Kosmos 391
- Mission type: ABM radar target
- COSPAR ID: 1971-002A
- SATCAT no.: 04847

Spacecraft properties
- Spacecraft type: DS-P1-I
- Manufacturer: Yuzhnoye
- Launch mass: 300 kilograms (660 lb)

Start of mission
- Launch date: 14 January 1971, 12:00:00 UTC
- Rocket: Kosmos-2I 63SM
- Launch site: Plesetsk 133/1

End of mission
- Decay date: 21 February 1971

Orbital parameters
- Reference system: Geocentric
- Regime: Low Earth
- Perigee altitude: 267 kilometres (166 mi)
- Apogee altitude: 803 kilometres (499 mi)
- Inclination: 70.9 degrees
- Period: 95.3 minutes

= Kosmos 391 =

Soviet radar target satellite

Kosmos 391 (Космос 391 meaning Cosmos 391), also known as DS-P1-I No.11 was a satellite which was used as a radar target for anti-ballistic missile tests.

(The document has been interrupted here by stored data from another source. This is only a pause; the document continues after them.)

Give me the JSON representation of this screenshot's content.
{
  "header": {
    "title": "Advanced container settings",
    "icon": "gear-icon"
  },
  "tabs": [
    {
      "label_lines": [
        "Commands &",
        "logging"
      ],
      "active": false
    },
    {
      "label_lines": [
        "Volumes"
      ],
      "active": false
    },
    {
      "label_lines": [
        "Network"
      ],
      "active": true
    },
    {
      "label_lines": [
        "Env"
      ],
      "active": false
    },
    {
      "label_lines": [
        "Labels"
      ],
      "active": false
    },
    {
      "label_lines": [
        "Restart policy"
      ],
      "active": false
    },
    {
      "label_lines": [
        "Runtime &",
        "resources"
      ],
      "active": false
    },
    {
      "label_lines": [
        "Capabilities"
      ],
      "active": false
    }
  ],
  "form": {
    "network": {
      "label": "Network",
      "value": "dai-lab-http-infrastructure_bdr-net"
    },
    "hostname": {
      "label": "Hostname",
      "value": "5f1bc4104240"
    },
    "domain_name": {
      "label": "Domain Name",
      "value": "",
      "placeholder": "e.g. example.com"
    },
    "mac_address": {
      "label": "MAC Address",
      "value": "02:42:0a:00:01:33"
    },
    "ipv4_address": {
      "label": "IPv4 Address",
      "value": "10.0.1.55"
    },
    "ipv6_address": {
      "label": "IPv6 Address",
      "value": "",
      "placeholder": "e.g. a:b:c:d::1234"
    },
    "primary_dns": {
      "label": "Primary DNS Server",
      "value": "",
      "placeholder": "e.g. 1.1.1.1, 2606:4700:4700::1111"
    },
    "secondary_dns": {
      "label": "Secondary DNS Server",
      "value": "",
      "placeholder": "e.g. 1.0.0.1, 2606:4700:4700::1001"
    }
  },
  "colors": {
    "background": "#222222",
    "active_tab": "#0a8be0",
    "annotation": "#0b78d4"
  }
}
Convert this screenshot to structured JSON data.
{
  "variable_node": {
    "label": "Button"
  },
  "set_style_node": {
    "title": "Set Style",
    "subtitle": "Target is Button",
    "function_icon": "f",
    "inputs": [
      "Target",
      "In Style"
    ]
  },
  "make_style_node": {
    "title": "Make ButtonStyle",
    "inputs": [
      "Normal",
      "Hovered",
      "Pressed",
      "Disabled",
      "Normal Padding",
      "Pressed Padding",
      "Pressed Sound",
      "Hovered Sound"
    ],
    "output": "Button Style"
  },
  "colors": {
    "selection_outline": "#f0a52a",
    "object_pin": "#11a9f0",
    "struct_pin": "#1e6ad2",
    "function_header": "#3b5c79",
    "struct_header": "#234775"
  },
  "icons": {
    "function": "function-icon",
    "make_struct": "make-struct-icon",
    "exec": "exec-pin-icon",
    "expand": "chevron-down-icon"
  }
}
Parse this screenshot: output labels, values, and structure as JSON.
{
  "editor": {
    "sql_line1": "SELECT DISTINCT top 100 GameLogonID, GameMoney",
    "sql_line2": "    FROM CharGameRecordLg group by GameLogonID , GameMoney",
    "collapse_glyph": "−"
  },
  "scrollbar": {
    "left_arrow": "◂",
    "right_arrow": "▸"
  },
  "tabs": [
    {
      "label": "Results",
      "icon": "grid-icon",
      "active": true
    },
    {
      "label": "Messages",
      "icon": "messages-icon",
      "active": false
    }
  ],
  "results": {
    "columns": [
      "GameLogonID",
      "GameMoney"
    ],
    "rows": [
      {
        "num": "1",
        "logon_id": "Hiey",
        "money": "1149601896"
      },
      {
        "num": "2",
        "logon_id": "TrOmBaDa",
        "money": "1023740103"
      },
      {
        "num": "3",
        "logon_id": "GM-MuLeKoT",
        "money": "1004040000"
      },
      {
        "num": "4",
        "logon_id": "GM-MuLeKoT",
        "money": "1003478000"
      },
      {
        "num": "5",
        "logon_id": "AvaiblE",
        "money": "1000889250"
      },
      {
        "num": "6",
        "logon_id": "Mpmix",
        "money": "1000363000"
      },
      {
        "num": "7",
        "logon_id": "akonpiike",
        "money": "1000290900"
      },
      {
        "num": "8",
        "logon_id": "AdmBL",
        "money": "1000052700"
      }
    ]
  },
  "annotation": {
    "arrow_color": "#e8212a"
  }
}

It was launched by the Soviet Union in 1971 as part of the Dnepropetrovsk Sputnik programme.

== Launch ==
It was launched aboard a Kosmos-2I 63SM rocket, from Site 133/1 at Plesetsk. The launch occurred at 12:00:00 UTC on 14 January 1971.

== Orbit ==
Kosmos 391 was placed into a low Earth orbit with a perigee of 267 km, an apogee of 803 km, 70.9 degrees of inclination, and an orbital period of 95.3 minutes. It decayed from orbit on 21 February 1971.

Kosmos 391 was the tenth of nineteen DS-P1-I satellites to be launched. Of these, all reached orbit successfully except the seventh.